Sitting high on a chunk of rock jutting out into the sea, this iconic medieval-style monastery is an icon of the town of Tropea.
The medieval Santa Maria dell’Isola Monastery has a dramatic setting on a rocky island connected to the mainland by a narrow causeway. Climb up the steps to reach the clifftop church where you’ll find fantastic photo opportunities as well as a small museum.
Note that the monastery may appear much newer than you might expect. A religious structure is said to have stood here since the 4th century. This building, however, is much newer, having been subject to several bouts of rebuilding following damage from earthquakes.
As you make your way across the causeway to the monastery, reflect on how the landscape itself has changed over the centuries.

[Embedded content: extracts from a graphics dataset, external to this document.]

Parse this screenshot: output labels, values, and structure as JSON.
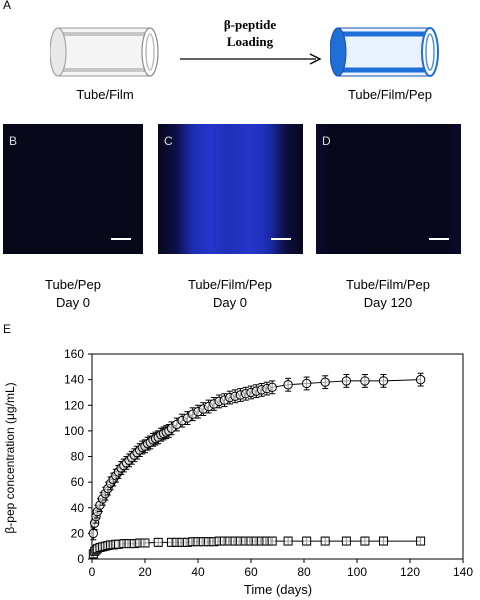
{
  "panels": {
    "a": {
      "letter": "A",
      "tube_left_label": "Tube/Film",
      "tube_right_label": "Tube/Film/Pep",
      "arrow_line1": "β-peptide",
      "arrow_line2": "Loading"
    },
    "b": {
      "letter": "B",
      "line1": "Tube/Pep",
      "line2": "Day 0"
    },
    "c": {
      "letter": "C",
      "line1": "Tube/Film/Pep",
      "line2": "Day 0"
    },
    "d": {
      "letter": "D",
      "line1": "Tube/Film/Pep",
      "line2": "Day  120"
    },
    "e": {
      "letter": "E"
    }
  },
  "colors": {
    "tube_gray": "#b8b8b8",
    "tube_blue": "#1f6fd6",
    "micro_dark": "#07071a",
    "micro_blue": "#2030c8"
  },
  "chart_data": {
    "type": "scatter",
    "xlabel": "Time (days)",
    "ylabel": "β-pep concentration (μg/mL)",
    "xlim": [
      0,
      140
    ],
    "ylim": [
      0,
      160
    ],
    "xticks": [
      0,
      20,
      40,
      60,
      80,
      100,
      120,
      140
    ],
    "yticks": [
      0,
      20,
      40,
      60,
      80,
      100,
      120,
      140,
      160
    ],
    "grid": false,
    "series": [
      {
        "marker": "circle",
        "x": [
          0.5,
          1,
          1.5,
          2,
          3,
          4,
          5,
          6,
          7,
          8,
          9,
          10,
          11,
          12,
          13,
          14,
          15,
          16,
          17,
          18,
          19,
          20,
          21,
          22,
          23,
          24,
          25,
          26,
          27,
          28,
          29,
          30,
          32,
          34,
          36,
          38,
          40,
          42,
          44,
          46,
          48,
          50,
          52,
          54,
          56,
          58,
          60,
          62,
          64,
          66,
          68,
          74,
          81,
          88,
          96,
          103,
          110,
          124
        ],
        "y": [
          20,
          28,
          33,
          37,
          42,
          47,
          51,
          55,
          59,
          62,
          65,
          68,
          71,
          73,
          75,
          77,
          79,
          81,
          83,
          85,
          87,
          88,
          90,
          91,
          93,
          94,
          95,
          97,
          98,
          99,
          100,
          102,
          105,
          108,
          110,
          113,
          115,
          117,
          119,
          121,
          123,
          124,
          126,
          127,
          128,
          129,
          130,
          131,
          132,
          133,
          134,
          136,
          137,
          138,
          139,
          139,
          139,
          140
        ],
        "err": 5
      },
      {
        "marker": "square",
        "x": [
          0.5,
          1,
          1.5,
          2,
          3,
          4,
          5,
          6,
          7,
          8,
          9,
          10,
          12,
          14,
          16,
          18,
          20,
          25,
          30,
          32,
          34,
          36,
          38,
          40,
          42,
          44,
          46,
          48,
          50,
          52,
          54,
          56,
          58,
          60,
          62,
          64,
          66,
          68,
          74,
          81,
          88,
          96,
          103,
          110,
          124
        ],
        "y": [
          4,
          6,
          7,
          8,
          9,
          9.5,
          10,
          10.5,
          11,
          11,
          11.5,
          11.5,
          12,
          12,
          12,
          12.5,
          12.5,
          13,
          13,
          13,
          13,
          13,
          13.5,
          13.5,
          13.5,
          13.5,
          13.5,
          14,
          14,
          14,
          14,
          14,
          14,
          14,
          14,
          14,
          14,
          14,
          14,
          14,
          14,
          14,
          14,
          14,
          14
        ],
        "err": 3
      }
    ]
  }
}
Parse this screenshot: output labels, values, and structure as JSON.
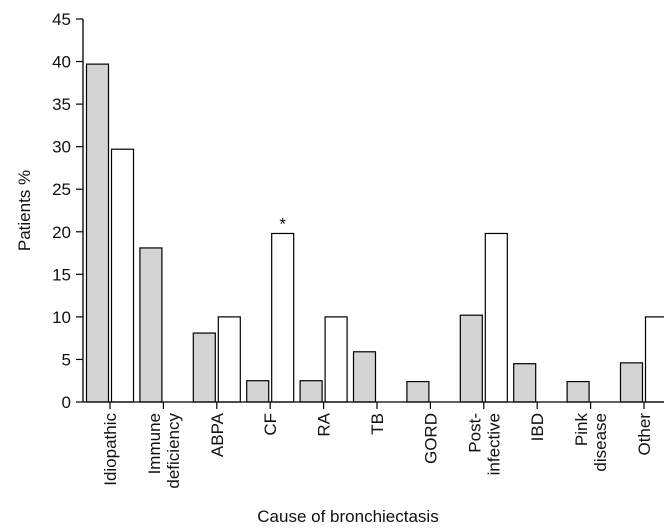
{
  "chart_data": {
    "type": "bar",
    "xlabel": "Cause of bronchiectasis",
    "ylabel": "Patients %",
    "ylim": [
      0,
      45
    ],
    "yticks": [
      0,
      5,
      10,
      15,
      20,
      25,
      30,
      35,
      40,
      45
    ],
    "grid": false,
    "categories": [
      [
        "Idiopathic"
      ],
      [
        "Immune",
        "deficiency"
      ],
      [
        "ABPA"
      ],
      [
        "CF"
      ],
      [
        "RA"
      ],
      [
        "TB"
      ],
      [
        "GORD"
      ],
      [
        "Post-",
        "infective"
      ],
      [
        "IBD"
      ],
      [
        "Pink",
        "disease"
      ],
      [
        "Other"
      ]
    ],
    "series": [
      {
        "color": "#d4d4d4",
        "values": [
          39.7,
          18.1,
          8.1,
          2.5,
          2.5,
          5.9,
          2.4,
          10.2,
          4.5,
          2.4,
          4.6
        ]
      },
      {
        "color": "#ffffff",
        "values": [
          29.7,
          0,
          10,
          19.8,
          10,
          0,
          0,
          19.8,
          0,
          0,
          10
        ]
      }
    ],
    "annotations": [
      {
        "category_index": 3,
        "series_index": 1,
        "text": "*"
      }
    ]
  }
}
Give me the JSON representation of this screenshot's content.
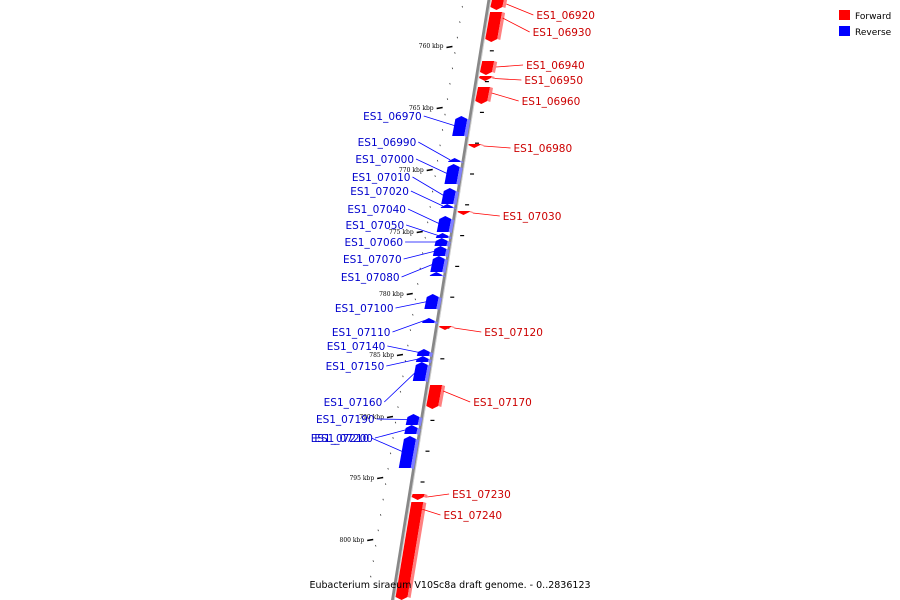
{
  "caption": "Eubacterium siraeum V10Sc8a draft genome. - 0..2836123",
  "colors": {
    "forward": "#ff0000",
    "reverse": "#0000ff",
    "backbone": "#888888"
  },
  "legend": [
    {
      "label": "Forward",
      "color": "#ff0000"
    },
    {
      "label": "Reverse",
      "color": "#0000ff"
    }
  ],
  "ticks": [
    {
      "label": "760 kbp"
    },
    {
      "label": "765 kbp"
    },
    {
      "label": "770 kbp"
    },
    {
      "label": "775 kbp"
    },
    {
      "label": "780 kbp"
    },
    {
      "label": "785 kbp"
    },
    {
      "label": "790 kbp"
    },
    {
      "label": "795 kbp"
    },
    {
      "label": "800 kbp"
    }
  ],
  "forward_genes": [
    {
      "name": "ES1_06920"
    },
    {
      "name": "ES1_06930"
    },
    {
      "name": "ES1_06940"
    },
    {
      "name": "ES1_06950"
    },
    {
      "name": "ES1_06960"
    },
    {
      "name": "ES1_06980"
    },
    {
      "name": "ES1_07030"
    },
    {
      "name": "ES1_07120"
    },
    {
      "name": "ES1_07170"
    },
    {
      "name": "ES1_07230"
    },
    {
      "name": "ES1_07240"
    }
  ],
  "reverse_genes": [
    {
      "name": "ES1_06970"
    },
    {
      "name": "ES1_06990"
    },
    {
      "name": "ES1_07000"
    },
    {
      "name": "ES1_07010"
    },
    {
      "name": "ES1_07020"
    },
    {
      "name": "ES1_07040"
    },
    {
      "name": "ES1_07050"
    },
    {
      "name": "ES1_07060"
    },
    {
      "name": "ES1_07070"
    },
    {
      "name": "ES1_07080"
    },
    {
      "name": "ES1_07100"
    },
    {
      "name": "ES1_07110"
    },
    {
      "name": "ES1_07140"
    },
    {
      "name": "ES1_07150"
    },
    {
      "name": "ES1_07160"
    },
    {
      "name": "ES1_07190"
    },
    {
      "name": "ES1_07200"
    },
    {
      "name": "ES1_07210"
    }
  ]
}
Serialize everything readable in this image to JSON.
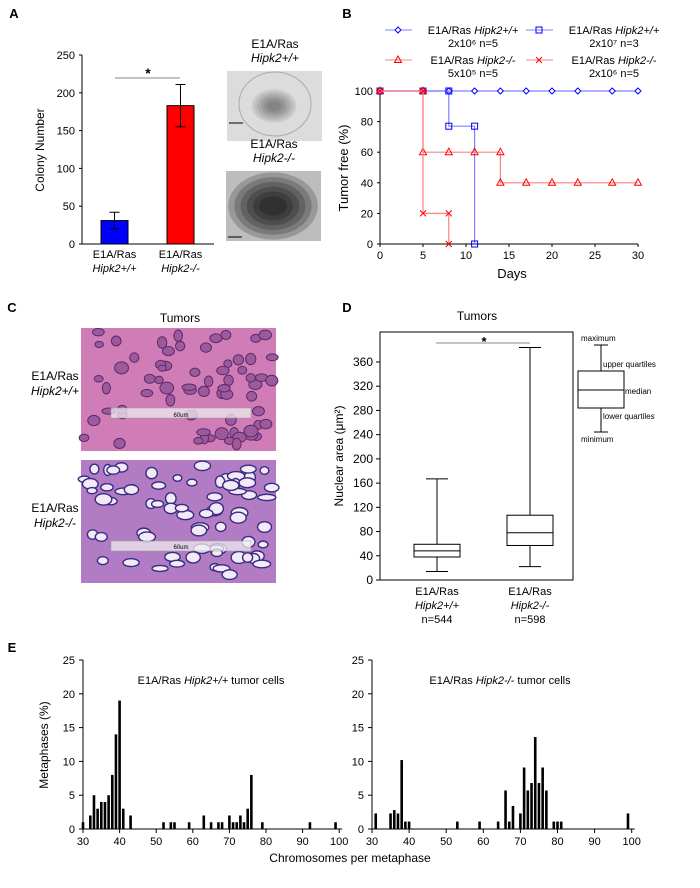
{
  "panel_labels": [
    "A",
    "B",
    "C",
    "D",
    "E"
  ],
  "colors": {
    "blue": "#0000ff",
    "red": "#ff0000",
    "blue_line": "#7b7bff",
    "red_line": "#ff7b7b",
    "histology_pink": "#c86fb4",
    "nuclei": "#4a2a78"
  },
  "panel_a_images": {
    "top_label": [
      "E1A/Ras",
      "Hipk2+/+"
    ],
    "bottom_label": [
      "E1A/Ras",
      "Hipk2-/-"
    ]
  },
  "panel_c": {
    "title": "Tumors",
    "rows": [
      {
        "label": [
          "E1A/Ras",
          "Hipk2+/+"
        ],
        "scale_bar": "60um"
      },
      {
        "label": [
          "E1A/Ras",
          "Hipk2-/-"
        ],
        "scale_bar": "60um"
      }
    ]
  },
  "chart_data": [
    {
      "panel": "A",
      "type": "bar",
      "categories": [
        [
          "E1A/Ras",
          "Hipk2+/+"
        ],
        [
          "E1A/Ras",
          "Hipk2-/-"
        ]
      ],
      "values": [
        31,
        183
      ],
      "error_low": [
        20,
        155
      ],
      "error_high": [
        42,
        211
      ],
      "colors": [
        "#0000ff",
        "#ff0000"
      ],
      "ylabel": "Colony Number",
      "ylim": [
        0,
        250
      ],
      "yticks": [
        "0",
        "50",
        "100",
        "150",
        "200",
        "250"
      ],
      "significance": "*"
    },
    {
      "panel": "B",
      "type": "line",
      "xlabel": "Days",
      "ylabel": "Tumor free (%)",
      "xlim": [
        0,
        30
      ],
      "ylim": [
        0,
        100
      ],
      "xticks": [
        "0",
        "5",
        "10",
        "15",
        "20",
        "25",
        "30"
      ],
      "yticks": [
        "0",
        "20",
        "40",
        "60",
        "80",
        "100"
      ],
      "legend_placement": "top",
      "series": [
        {
          "name": [
            "E1A/Ras ",
            "Hipk2+/+",
            "2x10⁶ n=5"
          ],
          "marker": "diamond",
          "color": "#0000ff",
          "x": [
            0,
            5,
            8,
            11,
            14,
            17,
            20,
            23,
            27,
            30
          ],
          "y": [
            100,
            100,
            100,
            100,
            100,
            100,
            100,
            100,
            100,
            100
          ]
        },
        {
          "name": [
            "E1A/Ras ",
            "Hipk2+/+",
            "2x10⁷ n=3"
          ],
          "marker": "square",
          "color": "#0000ff",
          "x": [
            0,
            5,
            8,
            8,
            11,
            11
          ],
          "y": [
            100,
            100,
            100,
            77,
            77,
            0
          ]
        },
        {
          "name": [
            "E1A/Ras ",
            "Hipk2-/-",
            "5x10⁵ n=5"
          ],
          "marker": "triangle",
          "color": "#ff0000",
          "x": [
            0,
            5,
            5,
            8,
            11,
            14,
            14,
            17,
            20,
            23,
            27,
            30
          ],
          "y": [
            100,
            100,
            60,
            60,
            60,
            60,
            40,
            40,
            40,
            40,
            40,
            40
          ]
        },
        {
          "name": [
            "E1A/Ras ",
            "Hipk2-/-",
            "2x10⁶ n=5"
          ],
          "marker": "x",
          "color": "#ff0000",
          "x": [
            0,
            5,
            5,
            8,
            8
          ],
          "y": [
            100,
            100,
            20,
            20,
            0
          ]
        }
      ]
    },
    {
      "panel": "D",
      "type": "box",
      "title": "Tumors",
      "ylabel": "Nuclear area (μm²)",
      "ylim": [
        0,
        390
      ],
      "yticks": [
        "0",
        "40",
        "80",
        "120",
        "160",
        "200",
        "240",
        "280",
        "320",
        "360"
      ],
      "categories": [
        [
          "E1A/Ras",
          "Hipk2+/+",
          "n=544"
        ],
        [
          "E1A/Ras",
          "Hipk2-/-",
          "n=598"
        ]
      ],
      "boxes": [
        {
          "min": 14,
          "q1": 38,
          "median": 48,
          "q3": 59,
          "max": 167
        },
        {
          "min": 22,
          "q1": 57,
          "median": 78,
          "q3": 107,
          "max": 384
        }
      ],
      "significance": "*",
      "key_labels": [
        "maximum",
        "upper quartiles",
        "median",
        "lower quartiles",
        "minimum"
      ]
    },
    {
      "panel": "E-left",
      "type": "bar",
      "title": [
        "E1A/Ras ",
        "Hipk2+/+",
        " tumor cells"
      ],
      "ylabel": "Metaphases (%)",
      "xlim": [
        30,
        100
      ],
      "ylim": [
        0,
        25
      ],
      "xticks": [
        "30",
        "40",
        "50",
        "60",
        "70",
        "80",
        "90",
        "100"
      ],
      "yticks": [
        "0",
        "5",
        "10",
        "15",
        "20",
        "25"
      ],
      "x": [
        30,
        32,
        33,
        34,
        35,
        36,
        37,
        38,
        39,
        40,
        41,
        43,
        52,
        54,
        55,
        59,
        63,
        65,
        67,
        68,
        70,
        71,
        72,
        73,
        74,
        75,
        76,
        79,
        92,
        99
      ],
      "values": [
        1,
        2,
        5,
        3,
        4,
        4,
        5,
        8,
        14,
        19,
        3,
        2,
        1,
        1,
        1,
        1,
        2,
        1,
        1,
        1,
        2,
        1,
        1,
        2,
        1,
        3,
        8,
        1,
        1,
        1
      ]
    },
    {
      "panel": "E-right",
      "type": "bar",
      "title": [
        "E1A/Ras ",
        "Hipk2-/-",
        " tumor cells"
      ],
      "xlim": [
        30,
        100
      ],
      "ylim": [
        0,
        25
      ],
      "xticks": [
        "30",
        "40",
        "50",
        "60",
        "70",
        "80",
        "90",
        "100"
      ],
      "yticks": [
        "0",
        "5",
        "10",
        "15",
        "20",
        "25"
      ],
      "x": [
        31,
        35,
        36,
        37,
        38,
        39,
        40,
        53,
        59,
        64,
        66,
        67,
        68,
        70,
        71,
        72,
        73,
        74,
        75,
        76,
        77,
        79,
        80,
        81,
        99
      ],
      "values": [
        2.3,
        2.3,
        2.8,
        2.3,
        10.2,
        1.1,
        1.1,
        1.1,
        1.1,
        1.1,
        5.7,
        1.1,
        3.4,
        2.3,
        9.1,
        5.7,
        6.8,
        13.6,
        6.8,
        9.1,
        5.7,
        1.1,
        1.1,
        1.1,
        2.3
      ]
    }
  ],
  "panel_e_xlabel": "Chromosomes per metaphase"
}
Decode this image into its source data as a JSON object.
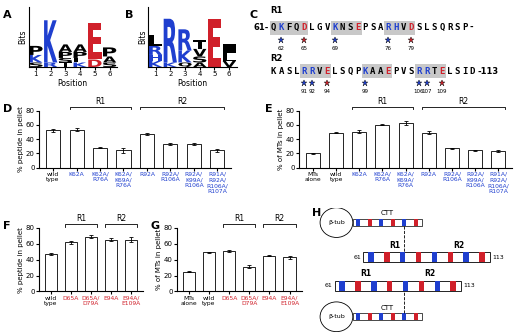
{
  "chart_data": [
    {
      "panel": "A",
      "type": "logo",
      "x_label": "Position",
      "y_label": "Bits",
      "x": [
        1,
        2,
        3,
        4,
        5,
        6
      ],
      "xlim": [
        0.5,
        6.5
      ],
      "xticks": [
        1,
        2,
        3,
        4,
        5,
        6
      ],
      "ylim": [
        0,
        4
      ],
      "tick_labels": "x",
      "stacks": [
        [
          {
            "letter": "P",
            "bits": 0.6
          },
          {
            "letter": "K",
            "bits": 0.5
          },
          {
            "letter": "S",
            "bits": 0.3
          }
        ],
        [
          {
            "letter": "K",
            "bits": 2.8
          },
          {
            "letter": "R",
            "bits": 0.3
          }
        ],
        [
          {
            "letter": "A",
            "bits": 0.5
          },
          {
            "letter": "P",
            "bits": 0.4
          },
          {
            "letter": "S",
            "bits": 0.3
          },
          {
            "letter": "T",
            "bits": 0.3
          }
        ],
        [
          {
            "letter": "A",
            "bits": 0.5
          },
          {
            "letter": "P",
            "bits": 0.4
          },
          {
            "letter": "L",
            "bits": 0.3
          },
          {
            "letter": "K",
            "bits": 0.3
          }
        ],
        [
          {
            "letter": "E",
            "bits": 2.4
          },
          {
            "letter": "D",
            "bits": 0.5
          }
        ],
        [
          {
            "letter": "P",
            "bits": 0.6
          },
          {
            "letter": "A",
            "bits": 0.4
          },
          {
            "letter": "S",
            "bits": 0.3
          }
        ]
      ]
    },
    {
      "panel": "B",
      "type": "logo",
      "x_label": "Position",
      "y_label": "Bits",
      "x": [
        1,
        2,
        3,
        4,
        5,
        6
      ],
      "xlim": [
        0.5,
        6.5
      ],
      "xticks": [
        1,
        2,
        3,
        4,
        5,
        6
      ],
      "ylim": [
        0,
        4
      ],
      "tick_labels": "x",
      "stacks": [
        [
          {
            "letter": "L",
            "bits": 0.7
          },
          {
            "letter": "R",
            "bits": 0.6
          },
          {
            "letter": "H",
            "bits": 0.4
          },
          {
            "letter": "K",
            "bits": 0.4
          }
        ],
        [
          {
            "letter": "R",
            "bits": 2.9
          },
          {
            "letter": "K",
            "bits": 0.3
          }
        ],
        [
          {
            "letter": "R",
            "bits": 1.4
          },
          {
            "letter": "K",
            "bits": 0.8
          },
          {
            "letter": "Q",
            "bits": 0.3
          }
        ],
        [
          {
            "letter": "T",
            "bits": 0.6
          },
          {
            "letter": "V",
            "bits": 0.5
          },
          {
            "letter": "S",
            "bits": 0.4
          },
          {
            "letter": "A",
            "bits": 0.3
          }
        ],
        [
          {
            "letter": "E",
            "bits": 3.2
          }
        ],
        [
          {
            "letter": "I",
            "bits": 0.6
          },
          {
            "letter": "L",
            "bits": 0.5
          },
          {
            "letter": "V",
            "bits": 0.4
          }
        ]
      ]
    },
    {
      "panel": "D",
      "type": "bar",
      "y_label": "% peptide in pellet",
      "color": "#ffffff",
      "categories": [
        "wild type",
        "K62A",
        "K62A/R76A",
        "K62A/K69A/R76A",
        "R92A",
        "R92A/R106A",
        "R92A/K99A/R106A",
        "R91A/R92A/R106A/R107A"
      ],
      "values": [
        52,
        53,
        28,
        24,
        47,
        33,
        33,
        24
      ],
      "errors": [
        2,
        2,
        1,
        3,
        1,
        1,
        1,
        2
      ],
      "ylim": [
        0,
        80
      ],
      "yticks": [
        0,
        20,
        40,
        60,
        80
      ],
      "brackets": [
        {
          "label": "R1",
          "from": "K62A",
          "to": "K62A/K69A/R76A"
        },
        {
          "label": "R2",
          "from": "R92A",
          "to": "R91A/R92A/R106A/R107A"
        }
      ]
    },
    {
      "panel": "E",
      "type": "bar",
      "y_label": "% of MTs in pellet",
      "color": "#ffffff",
      "categories": [
        "MTs alone",
        "wild type",
        "K62A",
        "K62A/R76A",
        "K62A/K69A/R76A",
        "R92A",
        "R92A/R106A",
        "R92A/K99A/R106A",
        "R91A/R92A/R106A/R107A"
      ],
      "values": [
        20,
        49,
        50,
        60,
        63,
        49,
        27,
        24,
        23
      ],
      "errors": [
        1,
        1,
        2,
        1,
        3,
        2,
        1,
        1,
        1
      ],
      "ylim": [
        0,
        80
      ],
      "yticks": [
        0,
        20,
        40,
        60,
        80
      ],
      "brackets": [
        {
          "label": "R1",
          "from": "K62A",
          "to": "K62A/K69A/R76A"
        },
        {
          "label": "R2",
          "from": "R92A",
          "to": "R91A/R92A/R106A/R107A"
        }
      ]
    },
    {
      "panel": "F",
      "type": "bar",
      "y_label": "% peptide in pellet",
      "color": "#ffffff",
      "categories": [
        "wild type",
        "D65A",
        "D65A/D79A",
        "E94A",
        "E94A/E109A"
      ],
      "values": [
        47,
        62,
        69,
        65,
        65
      ],
      "errors": [
        1,
        2,
        2,
        2,
        3
      ],
      "ylim": [
        0,
        80
      ],
      "yticks": [
        0,
        20,
        40,
        60,
        80
      ],
      "brackets": [
        {
          "label": "R1",
          "from": "D65A",
          "to": "D65A/D79A"
        },
        {
          "label": "R2",
          "from": "E94A",
          "to": "E94A/E109A"
        }
      ]
    },
    {
      "panel": "G",
      "type": "bar",
      "y_label": "% of MTs in pellet",
      "color": "#ffffff",
      "categories": [
        "MTs alone",
        "wild type",
        "D65A",
        "D65A/D79A",
        "E94A",
        "E94A/E109A"
      ],
      "values": [
        25,
        49,
        51,
        31,
        45,
        43
      ],
      "errors": [
        1,
        1,
        1,
        2,
        1,
        2
      ],
      "ylim": [
        0,
        80
      ],
      "yticks": [
        0,
        20,
        40,
        60,
        80
      ],
      "brackets": [
        {
          "label": "R1",
          "from": "D65A",
          "to": "D65A/D79A"
        },
        {
          "label": "R2",
          "from": "E94A",
          "to": "E94A/E109A"
        }
      ]
    }
  ],
  "sequence": {
    "panel": "C",
    "lines": [
      {
        "label": "R1",
        "prefix": "61-",
        "suffix": "-",
        "segments": [
          {
            "text": "QKFQD",
            "boxed": true
          },
          {
            "text": "LGV",
            "boxed": false
          },
          {
            "text": "KNSE",
            "boxed": true
          },
          {
            "text": "PSA",
            "boxed": false
          },
          {
            "text": "RHVD",
            "boxed": true
          },
          {
            "text": "SLSQRSP",
            "boxed": false
          }
        ],
        "stars": [
          62,
          65,
          69,
          76,
          79
        ]
      },
      {
        "label": "R2",
        "prefix": "",
        "suffix": "-113",
        "segments": [
          {
            "text": "KASL",
            "boxed": false
          },
          {
            "text": "RRVE",
            "boxed": true
          },
          {
            "text": "LSQP",
            "boxed": false
          },
          {
            "text": "KAAE",
            "boxed": true
          },
          {
            "text": "PVS",
            "boxed": false
          },
          {
            "text": "RRTE",
            "boxed": true
          },
          {
            "text": "LSID",
            "boxed": false
          }
        ],
        "stars": [
          91,
          92,
          94,
          99,
          106,
          107,
          109
        ]
      }
    ]
  },
  "diagram": {
    "panel": "H",
    "tubulins": [
      {
        "label": "β-tub",
        "tail": "CTT"
      },
      {
        "label": "β-tub",
        "tail": "CTT"
      }
    ],
    "molecules": [
      {
        "start": "61",
        "end": "113",
        "regions": [
          "R1",
          "R2"
        ]
      },
      {
        "start": "61",
        "end": "113",
        "regions": [
          "R1",
          "R2"
        ]
      }
    ]
  }
}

Back when the monastery was first built, it sat on a proper island, though that “island” is now connected to the mainland by a strip of land created by a build-up of silt.
Ascend the steep flight of stairs built into the cliff upon which the monastery stands. Look for local wildlife, such as lizards, as you make your way up the steps.
Once you reach the monastic complex, get out your camera and head for the gardens at the rear of the church. From here, enjoy excellent far-reaching views over the beach and town. On a clear day, it is sometimes possible to see the active Stromboli volcano from the complex.
Enter the church and take a moment to absorb the peaceful atmosphere. The church’s interior, though small, is well maintained and features two religious statues, which are visible behind the altar.
Consider returning to view the monastery at night, when it is attractively lit. View it from a distance from the main town square of Piazza Ercole, looking northwest to see the glowing building.
Entry to Santa Maria dell’Isola Monastery is free but a small fee is charged for access to the rooftop and the garden, both of which have sensational viewpoints. The monastery is open year-round although hours change depending on the season. Note that the church can only be accessed via a winding and steep staircase, which may pose problems for less mobile visitors. Be sure to wear sturdy, comfortable shoes.